Atmospheric Modeling

Yellowstone National Park winter use planning
In support of the Winter Use Plans Final Environmental Impact Statement for Yellowstone and Grand Teton National Parks and the John D. Rockefeller, Jr. Memorial Parkway, Wyoming, ARS completed analyses of potential air quality impacts from snowmobile and snowcoach operations. Using air dispersion modeling, We assessed potential air quality impacts for several preliminary alternatives and we determined maximum predicted ambient concentrations of carbon monoxide and particulate matter (PM10 and PM2.5) using the Environmental Protection Agency's mobile source intersection dispersion model, CAL3QHC, for the modeling of roadway links and park entrance stations, and the Industrial Source Complex (ISCST3) model for area source modeling at snowmobile staging/parking areas such as Old Faithful. Impacts for each preliminary alternative were assessed relative to current and historical conditions, with respect to the National Ambient Air Quality Standards, Prevention of Significant Deterioration increments for particulate matter, and potential visibility impacts. Park-wide winter season emission estimates for criteria pollutants (CO, PM, and NOx), hydrocarbons, and hazardous air pollutants (benzene, 1,3 butadiene, formaldehyde, and acetaldehyde) were calculated.

Emissions modeling for the state of Wyoming
ARS completed Phase I of the State of the Atmosphere project for the Bureau of Land Management (BLM) Wyoming office. This work examined the impact of PM10, SO2, and NOx emissions on Class I areas and sensitive Class II areas, as well as the entire state of Wyoming. CALMET and CALPUFF model processing were used to characterize current base-year air quality conditions and for use in future BLM-sponsored air quality modeling analyses required under the National Environmental Policy Act (NEPA). The Western Regional Air Partnership emissions inventory for 2002 was used with MM5 meteorological data (surface, upper air, precipitation) for the years 2001, 2002, and 2003. Modeling runs were stratified both by BLM Field Service Office jurisdiction, as well as by industry type (utilities, oil and gas, coal mining, etc.) so that the relative contributions of these source types could be examined.
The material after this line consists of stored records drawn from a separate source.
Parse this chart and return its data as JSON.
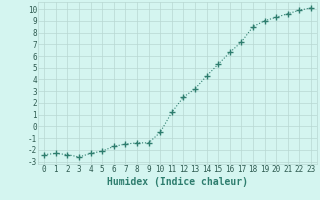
{
  "xlabel": "Humidex (Indice chaleur)",
  "x": [
    0,
    1,
    2,
    3,
    4,
    5,
    6,
    7,
    8,
    9,
    10,
    11,
    12,
    13,
    14,
    15,
    16,
    17,
    18,
    19,
    20,
    21,
    22,
    23
  ],
  "y": [
    -2.4,
    -2.3,
    -2.4,
    -2.6,
    -2.3,
    -2.1,
    -1.7,
    -1.5,
    -1.4,
    -1.4,
    -0.5,
    1.2,
    2.5,
    3.2,
    4.3,
    5.3,
    6.3,
    7.2,
    8.5,
    9.0,
    9.3,
    9.6,
    9.9,
    10.1
  ],
  "line_color": "#2e7d6e",
  "marker": "+",
  "markersize": 4.0,
  "linewidth": 0.8,
  "linestyle": ":",
  "xlim": [
    -0.5,
    23.5
  ],
  "ylim": [
    -3.2,
    10.6
  ],
  "yticks": [
    -3,
    -2,
    -1,
    0,
    1,
    2,
    3,
    4,
    5,
    6,
    7,
    8,
    9,
    10
  ],
  "xticks": [
    0,
    1,
    2,
    3,
    4,
    5,
    6,
    7,
    8,
    9,
    10,
    11,
    12,
    13,
    14,
    15,
    16,
    17,
    18,
    19,
    20,
    21,
    22,
    23
  ],
  "bg_color": "#d4f5f0",
  "grid_color": "#b8d8d2",
  "tick_fontsize": 5.5,
  "xlabel_fontsize": 7,
  "xlabel_color": "#2e7d6e"
}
Resulting work products will also be used to evaluate the possible effects of BLM emissions mitigation strategies. The BLM's intent is to provide a framework that could save those performing these analyses time and money by having much of the groundwork necessary for a CALPUFF modeling analysis within Wyoming already in place. In conjunction with Phase I efforts, ARS prepared a Web site through which interested parties can download the modeling input files, processed meteorological data, tables of results, summaries of the impacts for the various areas, and the final report.